When CrashLoopBackOff signals a deeper problem
CrashLoopBackOff that hits multiple unrelated services on the same node usually means a node-level resource issue, not application code. Common causes: kernel OOM killer triggering on memory pressure when cgroup limits aren't configured per pod, conntrack table full causing networking failures that look like app crashes, container runtime bugs (containerd 1.6.x on certain kernels) corrupting layers and causing exec failures. The architectural fix is to add node monitoring (node-exporter, cAdvisor) that surfaces kernel events, set resource requests on every workload so the scheduler avoids overcommit, and use Pod Disruption Budgets to prevent cascading failures. Without node-level observability, every CrashLoop looks like an app bug when half are infrastructure.
Editor's take
CrashLoopBackOff hits hardest during a canary rollout at 2am when your on-call rotation is down to one engineer covering three timezones. The scenario that surfaces constantly in small platform teams: a ConfigMap change gets merged without a deployment restart, the new pods come up referencing an env var that no longer exists, and within four minutes every replica in the affected namespace is oscillating between Error and CrashLoopBackOff. The exponential backoff — 10s, 20s, 40s, up to five minutes per retry — means your readiness probes stay dark long enough to trigger a full PagerDuty storm before anyone's even opened a terminal.
Diagnosing CrashLoopBackOff cleanly is a genuine seniority marker. A junior dev will run `kubectl describe pod` and stop at the Events section, confused why there's no stack trace. A mid-level engineer knows to reach for `kubectl logs <pod> --previous` immediately — the current container has no logs because it exited before writing any. The senior move is correlating restart count against the timeline: `kubectl get pod -o jsonpath='{.status.containerStatuses[0].restartCount}'` combined with `kubectl get events --sort-by=.lastTimestamp`. Understanding the kubelet restart policy distinctions between `OnFailure` and `Always` — and why init containers don't follow the same backoff curve — separates engineers who fix it once from those who prevent it systematically.

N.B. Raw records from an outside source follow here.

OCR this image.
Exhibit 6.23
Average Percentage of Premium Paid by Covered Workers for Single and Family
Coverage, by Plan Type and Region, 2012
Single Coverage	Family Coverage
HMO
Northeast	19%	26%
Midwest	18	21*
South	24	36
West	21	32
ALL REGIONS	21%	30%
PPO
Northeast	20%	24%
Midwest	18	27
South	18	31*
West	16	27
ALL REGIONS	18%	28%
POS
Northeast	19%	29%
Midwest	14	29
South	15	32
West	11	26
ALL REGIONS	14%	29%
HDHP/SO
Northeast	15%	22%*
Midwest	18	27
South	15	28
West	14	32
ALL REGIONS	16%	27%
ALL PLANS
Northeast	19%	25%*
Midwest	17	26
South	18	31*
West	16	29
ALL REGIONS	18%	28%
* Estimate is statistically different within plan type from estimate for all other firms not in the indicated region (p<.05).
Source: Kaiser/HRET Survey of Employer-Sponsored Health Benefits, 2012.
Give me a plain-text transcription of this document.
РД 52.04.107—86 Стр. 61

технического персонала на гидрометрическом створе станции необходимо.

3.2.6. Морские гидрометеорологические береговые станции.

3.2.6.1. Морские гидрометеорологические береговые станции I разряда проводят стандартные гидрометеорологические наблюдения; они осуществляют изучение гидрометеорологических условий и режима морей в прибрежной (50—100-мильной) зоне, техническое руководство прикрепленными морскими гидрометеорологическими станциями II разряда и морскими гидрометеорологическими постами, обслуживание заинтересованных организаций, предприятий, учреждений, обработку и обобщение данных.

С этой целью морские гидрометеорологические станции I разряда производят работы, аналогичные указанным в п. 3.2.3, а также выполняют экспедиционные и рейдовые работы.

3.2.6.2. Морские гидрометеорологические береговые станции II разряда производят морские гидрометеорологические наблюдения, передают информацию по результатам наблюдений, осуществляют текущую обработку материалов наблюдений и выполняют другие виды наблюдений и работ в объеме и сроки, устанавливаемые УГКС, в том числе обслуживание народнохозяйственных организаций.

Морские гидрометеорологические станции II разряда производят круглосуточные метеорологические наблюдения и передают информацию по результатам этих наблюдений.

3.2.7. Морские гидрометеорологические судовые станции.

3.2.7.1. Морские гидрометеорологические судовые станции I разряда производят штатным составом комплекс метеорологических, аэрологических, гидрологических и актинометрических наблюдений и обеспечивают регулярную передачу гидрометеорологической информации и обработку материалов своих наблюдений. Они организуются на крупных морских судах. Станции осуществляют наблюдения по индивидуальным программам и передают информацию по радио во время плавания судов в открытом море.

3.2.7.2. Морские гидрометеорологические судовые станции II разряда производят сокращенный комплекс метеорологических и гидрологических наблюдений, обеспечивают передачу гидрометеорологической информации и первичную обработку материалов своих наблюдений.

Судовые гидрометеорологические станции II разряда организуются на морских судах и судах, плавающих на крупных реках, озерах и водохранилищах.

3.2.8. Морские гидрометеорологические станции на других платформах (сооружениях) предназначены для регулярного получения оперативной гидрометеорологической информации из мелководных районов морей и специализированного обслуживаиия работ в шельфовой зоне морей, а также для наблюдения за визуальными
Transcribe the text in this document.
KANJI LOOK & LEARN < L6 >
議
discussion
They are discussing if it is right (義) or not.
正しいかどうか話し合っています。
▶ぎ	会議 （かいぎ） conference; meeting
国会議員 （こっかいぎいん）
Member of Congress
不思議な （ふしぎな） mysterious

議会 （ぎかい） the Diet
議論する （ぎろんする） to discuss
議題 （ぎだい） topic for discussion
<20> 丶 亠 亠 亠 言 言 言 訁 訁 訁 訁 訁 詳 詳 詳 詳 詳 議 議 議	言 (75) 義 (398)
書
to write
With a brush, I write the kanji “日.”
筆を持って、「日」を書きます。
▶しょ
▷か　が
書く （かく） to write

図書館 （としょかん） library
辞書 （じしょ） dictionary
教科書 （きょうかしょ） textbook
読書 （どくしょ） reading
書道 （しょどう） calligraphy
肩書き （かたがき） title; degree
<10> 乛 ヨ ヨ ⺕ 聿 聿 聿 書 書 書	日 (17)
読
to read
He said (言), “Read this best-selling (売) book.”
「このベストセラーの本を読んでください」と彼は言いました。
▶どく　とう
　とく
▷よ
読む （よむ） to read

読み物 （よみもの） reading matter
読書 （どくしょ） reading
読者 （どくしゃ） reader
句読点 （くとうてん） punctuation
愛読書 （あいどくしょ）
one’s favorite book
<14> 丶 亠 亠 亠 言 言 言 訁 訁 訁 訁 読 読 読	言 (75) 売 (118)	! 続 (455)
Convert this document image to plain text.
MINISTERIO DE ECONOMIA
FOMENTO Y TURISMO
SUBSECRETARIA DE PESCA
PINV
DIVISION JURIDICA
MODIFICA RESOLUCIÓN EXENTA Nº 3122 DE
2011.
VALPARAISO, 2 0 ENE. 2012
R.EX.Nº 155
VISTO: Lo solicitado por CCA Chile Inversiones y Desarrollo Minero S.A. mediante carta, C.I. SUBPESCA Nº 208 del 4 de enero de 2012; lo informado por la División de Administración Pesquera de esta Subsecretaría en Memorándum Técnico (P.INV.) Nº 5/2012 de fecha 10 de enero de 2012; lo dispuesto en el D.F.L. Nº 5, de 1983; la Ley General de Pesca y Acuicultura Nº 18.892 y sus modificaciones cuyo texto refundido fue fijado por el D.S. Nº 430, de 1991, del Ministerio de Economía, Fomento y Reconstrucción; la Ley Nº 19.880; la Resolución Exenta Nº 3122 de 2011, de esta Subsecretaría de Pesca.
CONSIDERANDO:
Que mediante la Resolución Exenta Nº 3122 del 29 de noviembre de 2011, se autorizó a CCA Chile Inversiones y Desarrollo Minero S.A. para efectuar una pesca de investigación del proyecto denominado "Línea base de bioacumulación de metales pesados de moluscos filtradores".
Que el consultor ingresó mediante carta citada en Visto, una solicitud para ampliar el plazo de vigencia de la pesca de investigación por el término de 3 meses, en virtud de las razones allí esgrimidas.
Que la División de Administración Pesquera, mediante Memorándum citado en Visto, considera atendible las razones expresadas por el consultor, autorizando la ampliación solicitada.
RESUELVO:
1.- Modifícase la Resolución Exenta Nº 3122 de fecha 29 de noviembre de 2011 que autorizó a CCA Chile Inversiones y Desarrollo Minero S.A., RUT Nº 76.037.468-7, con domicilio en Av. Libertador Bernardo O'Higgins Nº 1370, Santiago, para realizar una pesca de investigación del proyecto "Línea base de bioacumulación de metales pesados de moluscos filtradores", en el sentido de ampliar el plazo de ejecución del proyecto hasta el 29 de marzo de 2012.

When you're deep in a CrashLoopBackOff incident, you'll commonly surface `OOMKilled` exit code 137 in `kubectl describe`, which points upstream toward missing resource limits in the container spec. Downstream, expect `Readiness probe failed` events cascading into `Service Unavailable` at the ingress layer, and if the pod holds a leader-election lease, `context deadline exceeded` errors appearing in sibling pods waiting to acquire the lock. On nodes under pressure, you may simultaneously see `Evicted` status on lower-priority pods — a node-level symptom that's easy to misread as an unrelated problem.
By Bikram Nath · Curator · Updated April 2026
Frequently asked questions
What is a Kubernetes CrashLoopBackOff?
A pod status indicating the main container keeps exiting and kubelet is applying exponential back-off between restart attempts.
What does exit code 137 mean?
Out of memory — the pod was killed by the kubelet OOM killer because it exceeded its memory limit. Raise `resources.limits.memory` or reduce app memory usage.
What does exit code 1 mean?
A generic application error — the app exited via `sys.exit(1)` or threw an unhandled exception. Check the application logs from --previous.